Real Financial Insecurity

Prostitute's postcard seen today in a phone box in King William Street:

  • A very conventional picture of a youngish woman in partial undress, and
  • A site: "London Bridge" -- in reality that would be far out in the Borough, but never mind...
All ordinary. But what struck me was the caption. It wasn't "Maid for Pleasure." It wasn't "New 19 YO Swedish." It wasn't even that perennial City favourite: "Fully Equipped Dungeon."

No. The caption was: "Kisses and Cuddles." If that isn't the clearest sign of financial calamity, I don't know what would be.

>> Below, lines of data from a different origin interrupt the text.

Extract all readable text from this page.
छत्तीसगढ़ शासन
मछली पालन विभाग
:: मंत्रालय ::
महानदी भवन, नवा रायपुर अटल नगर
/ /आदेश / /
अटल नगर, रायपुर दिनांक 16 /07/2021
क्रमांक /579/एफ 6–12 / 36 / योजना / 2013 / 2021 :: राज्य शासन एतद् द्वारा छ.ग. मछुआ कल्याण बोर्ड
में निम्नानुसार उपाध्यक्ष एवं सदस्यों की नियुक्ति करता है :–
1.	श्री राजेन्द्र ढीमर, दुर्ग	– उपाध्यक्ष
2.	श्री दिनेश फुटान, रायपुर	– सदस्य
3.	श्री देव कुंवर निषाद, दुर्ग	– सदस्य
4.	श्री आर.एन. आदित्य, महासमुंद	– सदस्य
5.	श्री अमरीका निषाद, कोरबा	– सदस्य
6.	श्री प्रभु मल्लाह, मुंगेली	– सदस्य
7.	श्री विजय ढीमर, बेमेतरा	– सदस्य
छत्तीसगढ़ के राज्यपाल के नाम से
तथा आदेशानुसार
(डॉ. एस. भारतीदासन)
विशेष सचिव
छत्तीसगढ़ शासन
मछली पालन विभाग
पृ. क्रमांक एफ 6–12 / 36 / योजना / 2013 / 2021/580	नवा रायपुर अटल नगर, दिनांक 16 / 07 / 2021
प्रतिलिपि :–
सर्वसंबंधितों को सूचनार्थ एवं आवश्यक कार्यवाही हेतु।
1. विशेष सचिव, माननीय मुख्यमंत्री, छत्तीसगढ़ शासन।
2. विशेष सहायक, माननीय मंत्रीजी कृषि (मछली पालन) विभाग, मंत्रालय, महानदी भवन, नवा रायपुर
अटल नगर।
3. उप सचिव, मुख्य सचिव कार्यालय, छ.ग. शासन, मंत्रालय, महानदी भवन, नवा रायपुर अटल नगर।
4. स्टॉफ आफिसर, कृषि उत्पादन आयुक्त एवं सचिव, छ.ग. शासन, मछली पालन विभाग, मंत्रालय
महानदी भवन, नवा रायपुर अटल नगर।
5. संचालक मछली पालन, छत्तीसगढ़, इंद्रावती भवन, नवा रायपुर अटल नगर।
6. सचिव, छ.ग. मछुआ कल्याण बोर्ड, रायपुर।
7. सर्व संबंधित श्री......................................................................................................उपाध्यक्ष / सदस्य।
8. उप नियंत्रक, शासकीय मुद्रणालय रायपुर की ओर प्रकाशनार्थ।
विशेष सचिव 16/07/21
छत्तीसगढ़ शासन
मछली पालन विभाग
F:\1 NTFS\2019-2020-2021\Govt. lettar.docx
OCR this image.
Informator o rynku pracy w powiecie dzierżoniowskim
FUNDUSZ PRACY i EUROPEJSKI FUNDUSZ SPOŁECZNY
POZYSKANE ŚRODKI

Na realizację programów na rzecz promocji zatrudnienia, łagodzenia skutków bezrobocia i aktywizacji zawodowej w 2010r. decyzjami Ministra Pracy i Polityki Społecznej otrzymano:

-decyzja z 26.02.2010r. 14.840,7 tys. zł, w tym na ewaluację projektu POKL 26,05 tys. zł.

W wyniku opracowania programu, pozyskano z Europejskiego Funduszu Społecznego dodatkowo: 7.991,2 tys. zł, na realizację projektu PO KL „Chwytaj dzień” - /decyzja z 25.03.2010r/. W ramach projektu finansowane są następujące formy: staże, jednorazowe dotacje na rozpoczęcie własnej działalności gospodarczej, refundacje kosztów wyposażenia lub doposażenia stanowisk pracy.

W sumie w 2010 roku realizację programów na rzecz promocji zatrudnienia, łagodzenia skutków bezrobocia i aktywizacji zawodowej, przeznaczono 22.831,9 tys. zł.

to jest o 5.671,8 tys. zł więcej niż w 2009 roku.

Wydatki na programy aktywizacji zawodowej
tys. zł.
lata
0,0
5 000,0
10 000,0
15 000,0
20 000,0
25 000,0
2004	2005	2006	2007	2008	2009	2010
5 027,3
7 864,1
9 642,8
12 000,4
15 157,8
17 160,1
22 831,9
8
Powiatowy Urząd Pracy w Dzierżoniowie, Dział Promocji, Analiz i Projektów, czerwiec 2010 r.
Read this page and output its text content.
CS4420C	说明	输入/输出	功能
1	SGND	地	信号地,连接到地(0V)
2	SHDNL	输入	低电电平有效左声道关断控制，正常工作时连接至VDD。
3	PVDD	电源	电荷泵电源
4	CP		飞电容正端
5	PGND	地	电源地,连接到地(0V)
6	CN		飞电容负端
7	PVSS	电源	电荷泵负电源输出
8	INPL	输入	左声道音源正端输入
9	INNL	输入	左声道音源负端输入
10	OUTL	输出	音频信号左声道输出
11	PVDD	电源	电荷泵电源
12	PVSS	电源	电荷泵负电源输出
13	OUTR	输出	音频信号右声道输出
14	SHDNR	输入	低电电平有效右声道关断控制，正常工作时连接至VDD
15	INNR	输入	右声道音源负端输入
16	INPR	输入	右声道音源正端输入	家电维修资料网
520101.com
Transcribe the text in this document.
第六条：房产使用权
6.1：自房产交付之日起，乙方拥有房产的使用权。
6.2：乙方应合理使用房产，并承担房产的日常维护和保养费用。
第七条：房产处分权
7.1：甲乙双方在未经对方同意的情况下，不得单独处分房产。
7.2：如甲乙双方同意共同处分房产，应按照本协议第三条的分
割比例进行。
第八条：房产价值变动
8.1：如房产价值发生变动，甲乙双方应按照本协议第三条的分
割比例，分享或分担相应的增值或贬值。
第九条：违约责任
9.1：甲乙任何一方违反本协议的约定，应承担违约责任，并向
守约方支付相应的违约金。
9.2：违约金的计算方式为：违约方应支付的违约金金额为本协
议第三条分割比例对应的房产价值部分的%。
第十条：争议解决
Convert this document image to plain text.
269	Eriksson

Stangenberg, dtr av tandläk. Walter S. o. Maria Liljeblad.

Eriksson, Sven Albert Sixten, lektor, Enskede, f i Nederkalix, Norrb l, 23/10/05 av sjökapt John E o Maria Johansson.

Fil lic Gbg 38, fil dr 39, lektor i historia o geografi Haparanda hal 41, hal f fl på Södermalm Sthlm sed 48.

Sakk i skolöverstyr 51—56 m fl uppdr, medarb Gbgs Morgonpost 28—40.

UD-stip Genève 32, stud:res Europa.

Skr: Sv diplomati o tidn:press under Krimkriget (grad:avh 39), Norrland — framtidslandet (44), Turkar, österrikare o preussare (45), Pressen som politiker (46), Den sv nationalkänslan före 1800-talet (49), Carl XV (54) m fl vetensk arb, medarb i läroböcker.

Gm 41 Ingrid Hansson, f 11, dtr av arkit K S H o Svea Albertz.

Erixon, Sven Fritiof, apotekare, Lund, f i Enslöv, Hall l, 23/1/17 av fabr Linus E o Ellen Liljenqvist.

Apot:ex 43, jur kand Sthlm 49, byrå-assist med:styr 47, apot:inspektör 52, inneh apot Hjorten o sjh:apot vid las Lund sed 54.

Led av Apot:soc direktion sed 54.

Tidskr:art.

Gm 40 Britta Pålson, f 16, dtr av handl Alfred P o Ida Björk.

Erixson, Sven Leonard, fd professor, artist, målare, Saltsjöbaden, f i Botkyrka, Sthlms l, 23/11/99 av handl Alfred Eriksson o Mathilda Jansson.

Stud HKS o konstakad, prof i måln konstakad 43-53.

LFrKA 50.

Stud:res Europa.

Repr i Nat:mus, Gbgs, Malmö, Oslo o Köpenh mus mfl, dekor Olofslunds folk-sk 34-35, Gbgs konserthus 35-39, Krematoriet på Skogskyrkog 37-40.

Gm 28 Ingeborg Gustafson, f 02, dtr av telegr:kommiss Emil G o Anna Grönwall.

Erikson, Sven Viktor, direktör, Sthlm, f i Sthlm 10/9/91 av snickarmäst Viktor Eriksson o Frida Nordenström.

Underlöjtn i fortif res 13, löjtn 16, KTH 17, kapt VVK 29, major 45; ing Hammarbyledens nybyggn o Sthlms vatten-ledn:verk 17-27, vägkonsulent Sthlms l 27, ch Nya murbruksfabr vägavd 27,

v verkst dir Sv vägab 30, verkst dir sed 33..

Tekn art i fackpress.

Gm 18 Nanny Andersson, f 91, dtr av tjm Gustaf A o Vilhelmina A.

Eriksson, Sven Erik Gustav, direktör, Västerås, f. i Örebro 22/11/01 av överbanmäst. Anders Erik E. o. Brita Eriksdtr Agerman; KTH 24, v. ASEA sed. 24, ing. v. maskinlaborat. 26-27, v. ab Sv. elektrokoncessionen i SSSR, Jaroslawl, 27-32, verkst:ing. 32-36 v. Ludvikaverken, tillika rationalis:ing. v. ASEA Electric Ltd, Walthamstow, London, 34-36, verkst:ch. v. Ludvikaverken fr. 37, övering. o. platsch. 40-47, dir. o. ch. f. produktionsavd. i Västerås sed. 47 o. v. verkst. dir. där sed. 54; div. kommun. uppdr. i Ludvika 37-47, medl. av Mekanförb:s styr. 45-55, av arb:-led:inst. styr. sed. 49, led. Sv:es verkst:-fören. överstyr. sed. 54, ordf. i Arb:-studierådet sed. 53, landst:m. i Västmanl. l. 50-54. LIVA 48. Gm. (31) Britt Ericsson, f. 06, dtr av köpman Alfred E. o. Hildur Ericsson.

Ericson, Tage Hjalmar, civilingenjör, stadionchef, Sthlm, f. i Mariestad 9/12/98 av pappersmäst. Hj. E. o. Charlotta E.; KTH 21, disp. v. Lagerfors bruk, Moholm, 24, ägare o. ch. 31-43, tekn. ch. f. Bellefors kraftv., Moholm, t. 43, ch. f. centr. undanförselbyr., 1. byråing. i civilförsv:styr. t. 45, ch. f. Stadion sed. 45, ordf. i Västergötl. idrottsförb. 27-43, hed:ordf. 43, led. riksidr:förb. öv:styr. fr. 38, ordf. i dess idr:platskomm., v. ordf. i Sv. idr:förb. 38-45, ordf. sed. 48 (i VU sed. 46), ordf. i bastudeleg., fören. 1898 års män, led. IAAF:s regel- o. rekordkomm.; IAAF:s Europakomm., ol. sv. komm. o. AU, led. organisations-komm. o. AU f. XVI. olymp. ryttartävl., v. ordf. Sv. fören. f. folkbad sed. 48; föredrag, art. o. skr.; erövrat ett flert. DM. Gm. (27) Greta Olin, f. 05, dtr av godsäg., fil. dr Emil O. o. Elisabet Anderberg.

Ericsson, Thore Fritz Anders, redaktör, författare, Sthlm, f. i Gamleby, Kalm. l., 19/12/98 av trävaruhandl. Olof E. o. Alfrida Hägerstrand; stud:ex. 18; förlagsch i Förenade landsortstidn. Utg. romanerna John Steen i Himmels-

God bless her, though. It's wonderful to imagine that there's a living in snogging.

2008-10-20

Consequences of Solving a Non-problem

http://wvgazette.com/News/200810180251
Whatever was so wrong with marking X's in the boxes with a 3B pencil?
Or is the real problem that people are voting wrong?

2008-10-07

The Current Status of the Pound

I'm writing this on 28/10 but I'm back-posting to the day it happened, right in the middle of the (first?) UK banking turmoil.
I had occasion to use the toilet in the headquarters of a big four bank. As I reached for the paper I noticed a little blemish on the white(ish) sheet. Being unsqeamish about this sort of thing, I gave it a little scratch and a shred of coloured paper came away on my finger nail. I pushed back my specs for a closer look and found a tiny fragment of a £10 Bank of England note -- barely a millimetre across, but the engraving and colour so fine as to be unmistakeable. That bank had been wiping their collective arses on thousands of pounds in fine rag paper -- and they never knew.
I do wonder whether it's co-incidence, or whether support from the BoE comes with an unpublished obligation to help them get rid of their pulp....

2008-10-06

Boot (If You Can) and Nuke.

Endless problems trying to get DBAN to boot reliably off a USB stick for Desktop to erase a bunch of machines with.

The Windows installer never quite managed to make the stick bootable and there isn't an installer for Linux. Eventually I booted into linux and just dd'd the floppy disk image over the raw device (/dev/sdb rather than /dev/sdb1 -- though I'd previously made sdb1 bootable) -- there are no partitions on a floppy, and that seems to boot, but not very happily.

I'd have made a real floppy, but I can't believe that many of those machines would actually manage to read a whole FD without error. What they don't have is CD readers, and I don't know the general process to make an ISO bootable on a USB stick.